LAAB SPICE BLEND
- 1 tbsp salt
- 2 tbsp coriander seed
- 1 tsp cumin seed
- 1 tsp white peppercorn
- 1 tsp fennel seed
- 1 tsp sichuan peppercorn
- ½ tsp dried birdseye chilli
The 'laab' is a wonderful dish that involves finely chopped meat with mixed spices and herbs. In this recipe AngloThai chef John Chantarasak has taken those flavours and adapted them into a Thai style BBQ grass-fed Irish fillet steak carpaccio, alongside a perfectly balanced, punchy, fresh and herbal dressing
STEP 1
Add all the laab spices to a heavy bottom pan and toast over a low heat until fragrant.
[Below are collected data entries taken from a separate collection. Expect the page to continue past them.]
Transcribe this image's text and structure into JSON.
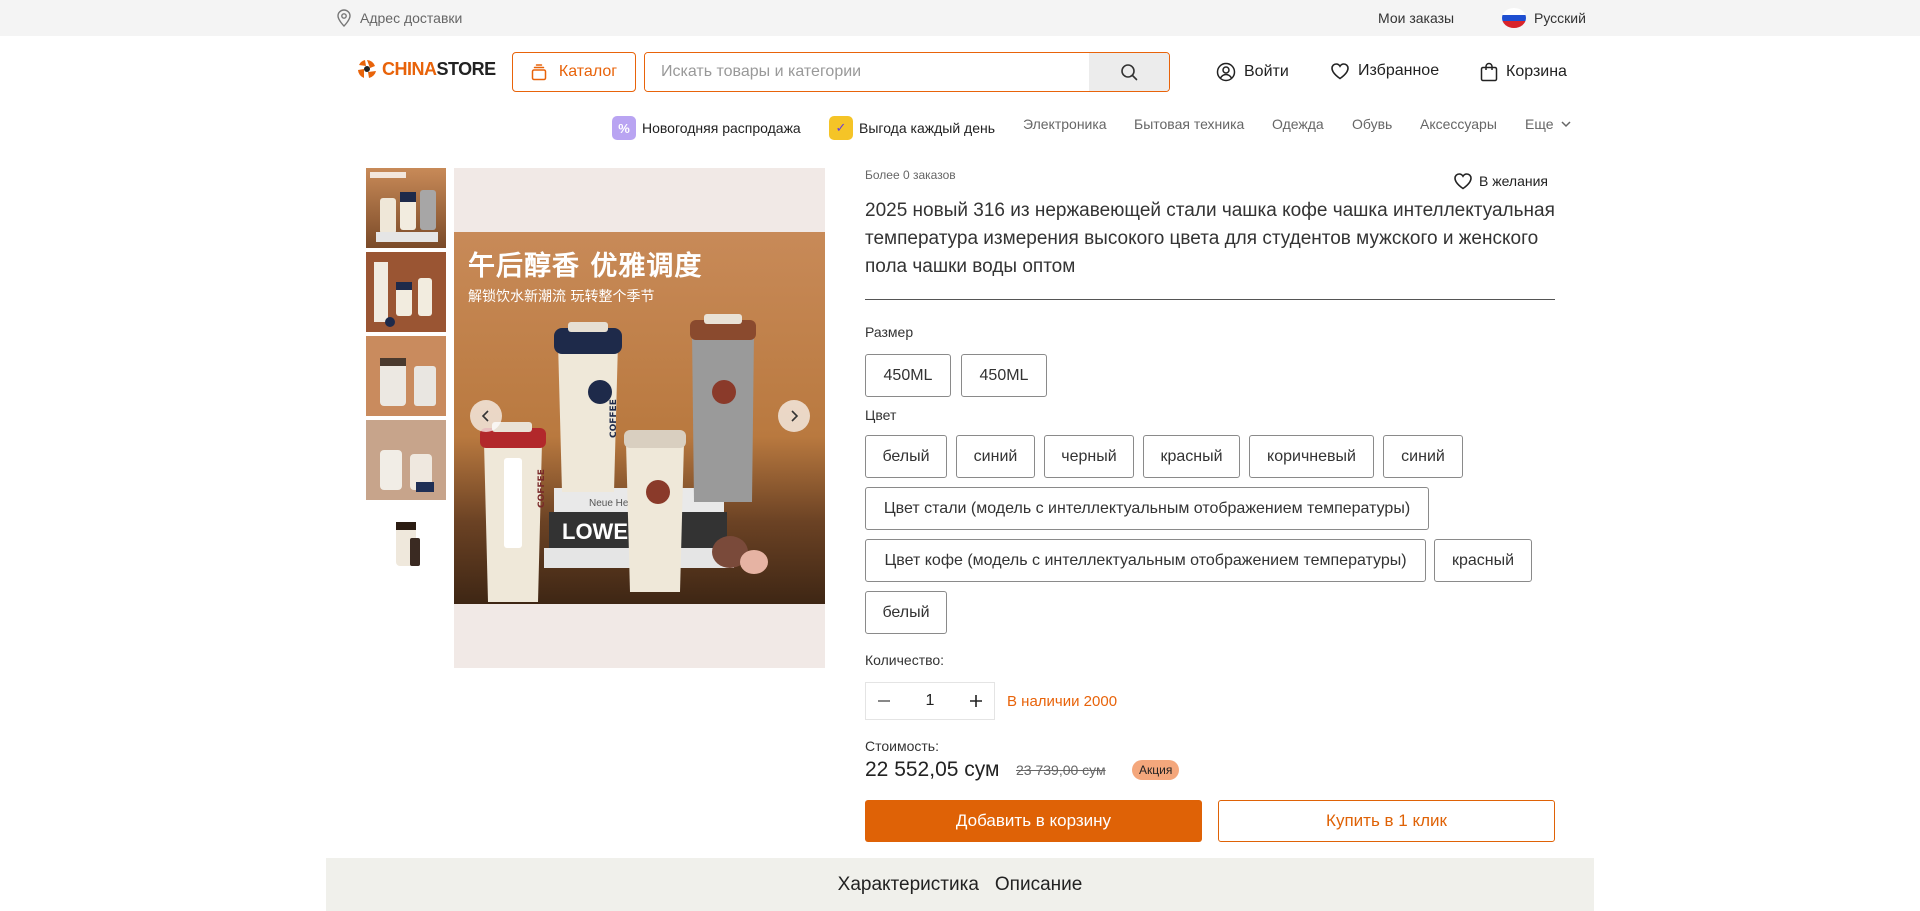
{
  "topbar": {
    "address_label": "Адрес доставки",
    "orders_label": "Мои заказы",
    "language_label": "Русский"
  },
  "header": {
    "logo_part1": "CHINA",
    "logo_part2": "STORE",
    "catalog_label": "Каталог",
    "search_placeholder": "Искать товары и категории",
    "login_label": "Войти",
    "favorites_label": "Избранное",
    "cart_label": "Корзина"
  },
  "nav": {
    "promo1": "Новогодняя распродажа",
    "promo2": "Выгода каждый день",
    "items": [
      "Электроника",
      "Бытовая техника",
      "Одежда",
      "Обувь",
      "Аксессуары"
    ],
    "more_label": "Еще"
  },
  "gallery": {
    "photo_title": "午后醇香 优雅调度",
    "photo_subtitle": "解锁饮水新潮流 玩转整个季节",
    "book_text": "LOWER",
    "book_small": "Neue Helv",
    "cup_label": "COFFEE"
  },
  "product": {
    "orders_text": "Более 0 заказов",
    "wishlist_label": "В желания",
    "title": "2025 новый 316 из нержавеющей стали чашка кофе чашка интеллектуальная температура измерения высокого цвета для студентов мужского и женского пола чашки воды оптом",
    "size_label": "Размер",
    "sizes": [
      "450ML",
      "450ML"
    ],
    "color_label": "Цвет",
    "colors": [
      "белый",
      "синий",
      "черный",
      "красный",
      "коричневый",
      "синий",
      "Цвет стали (модель с интеллектуальным отображением температуры)",
      "Цвет кофе (модель с интеллектуальным отображением температуры)",
      "красный",
      "белый"
    ],
    "quantity_label": "Количество:",
    "quantity_value": "1",
    "stock_text": "В наличии 2000",
    "cost_label": "Стоимость:",
    "price": "22 552,05 сум",
    "old_price": "23 739,00 сум",
    "sale_badge": "Акция",
    "add_to_cart_label": "Добавить в корзину",
    "buy_one_click_label": "Купить в 1 клик"
  },
  "tabs": [
    "Характеристика",
    "Описание"
  ],
  "colors": {
    "accent": "#e8630a",
    "button": "#df6206",
    "sale_badge": "#f4a77c",
    "topbar_bg": "#f4f4f4",
    "tabsbar_bg": "#f0f0eb"
  }
}
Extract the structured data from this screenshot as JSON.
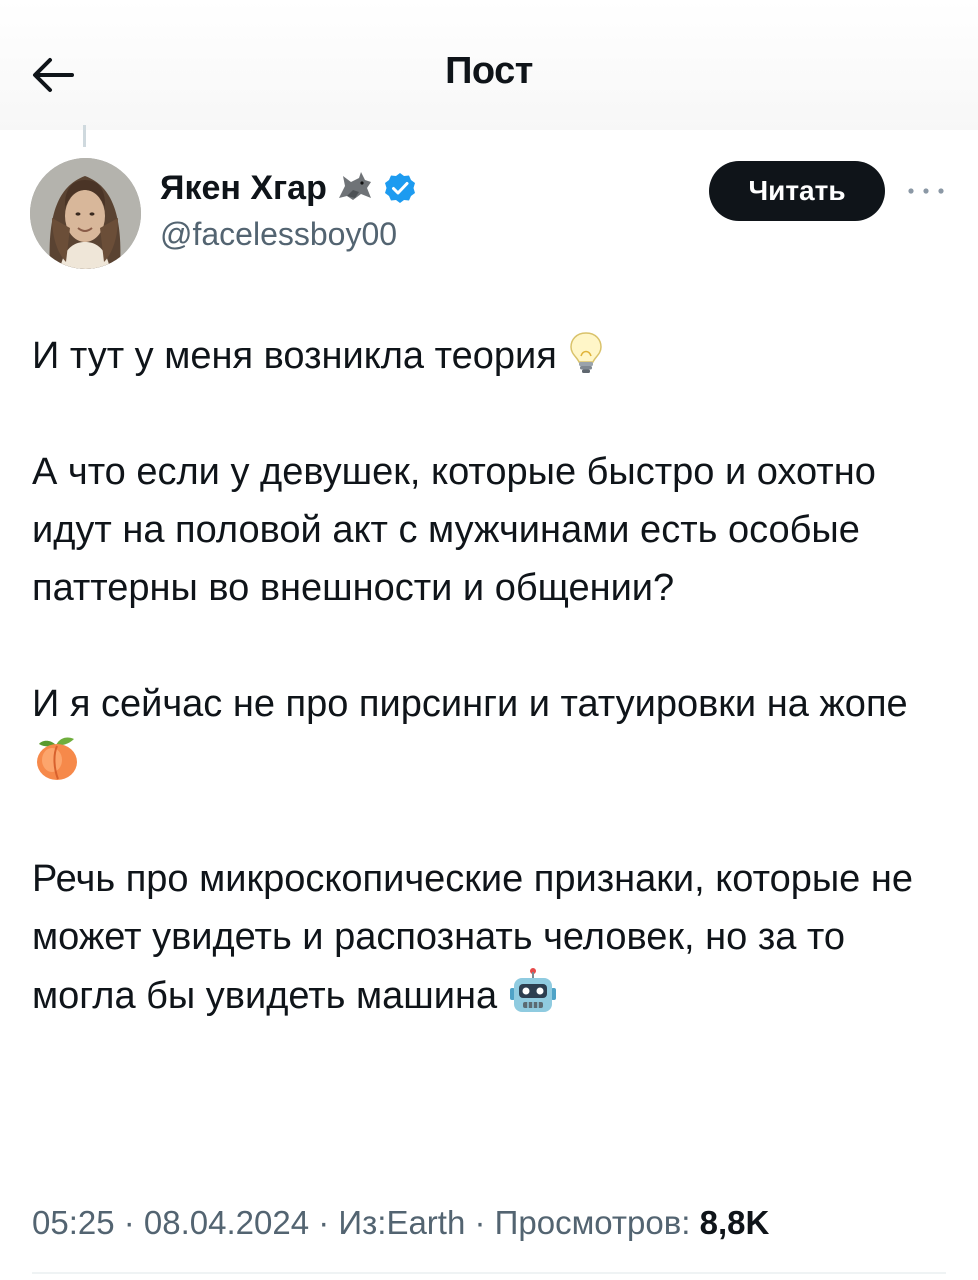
{
  "header": {
    "title": "Пост",
    "back_icon": "arrow-left-icon"
  },
  "author": {
    "name": "Якен Хгар",
    "name_emoji": "wolf-icon",
    "verified_icon": "verified-badge-icon",
    "handle": "@facelessboy00",
    "follow_label": "Читать",
    "more_icon": "more-dots-icon"
  },
  "tweet": {
    "paragraphs": [
      {
        "text": "И тут у меня возникла теория ",
        "emoji": "light-bulb-icon"
      },
      {
        "text": "А что если у девушек, которые быстро и охотно идут на половой акт с мужчинами есть особые паттерны во внешности и общении?"
      },
      {
        "text": "И я сейчас не про пирсинги и татуировки на жопе ",
        "emoji": "peach-icon"
      },
      {
        "text": "Речь про микроскопические признаки, которые не может увидеть и распознать человек, но за то могла бы увидеть машина ",
        "emoji": "robot-icon"
      }
    ]
  },
  "meta": {
    "time": "05:25",
    "date": "08.04.2024",
    "source": "Из:Earth",
    "views_label": "Просмотров:",
    "views_count": "8,8K",
    "separator": " · "
  },
  "colors": {
    "text": "#0f1419",
    "secondary": "#536471",
    "verified": "#1d9bf0",
    "follow_bg": "#0f1419"
  }
}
Grind to a fine powder in a stone pestle and mortar or spice grinder.
STEP 2
Roll the Irish fillet in the laab spice powder ensuring it is completely coated.
STEP 3
Pound the chillies, garlic and coriander root in a stone pestle and mortar until a smooth paste is formed. Add the sugar, lime juice and fish sauce then combine well. Taste the dressing, it should taste spicy, sour and salty.
Add the finely chopped coriander and mix together.
STEP 4
Over a high heat sear the Irish fillet on all sides. You want to develop a nice dark crust to seal in all the meat juices and create a caramelised outside, almost blackened and burnt for a contrast in flavour.
STEP 5
Set the Irish fillet aside for 5 minutes to rest then slice thinly, ensuring there is a layer of seared edge on each slice. Arrange on a serving plate and spoon over the dressing, ready to serve.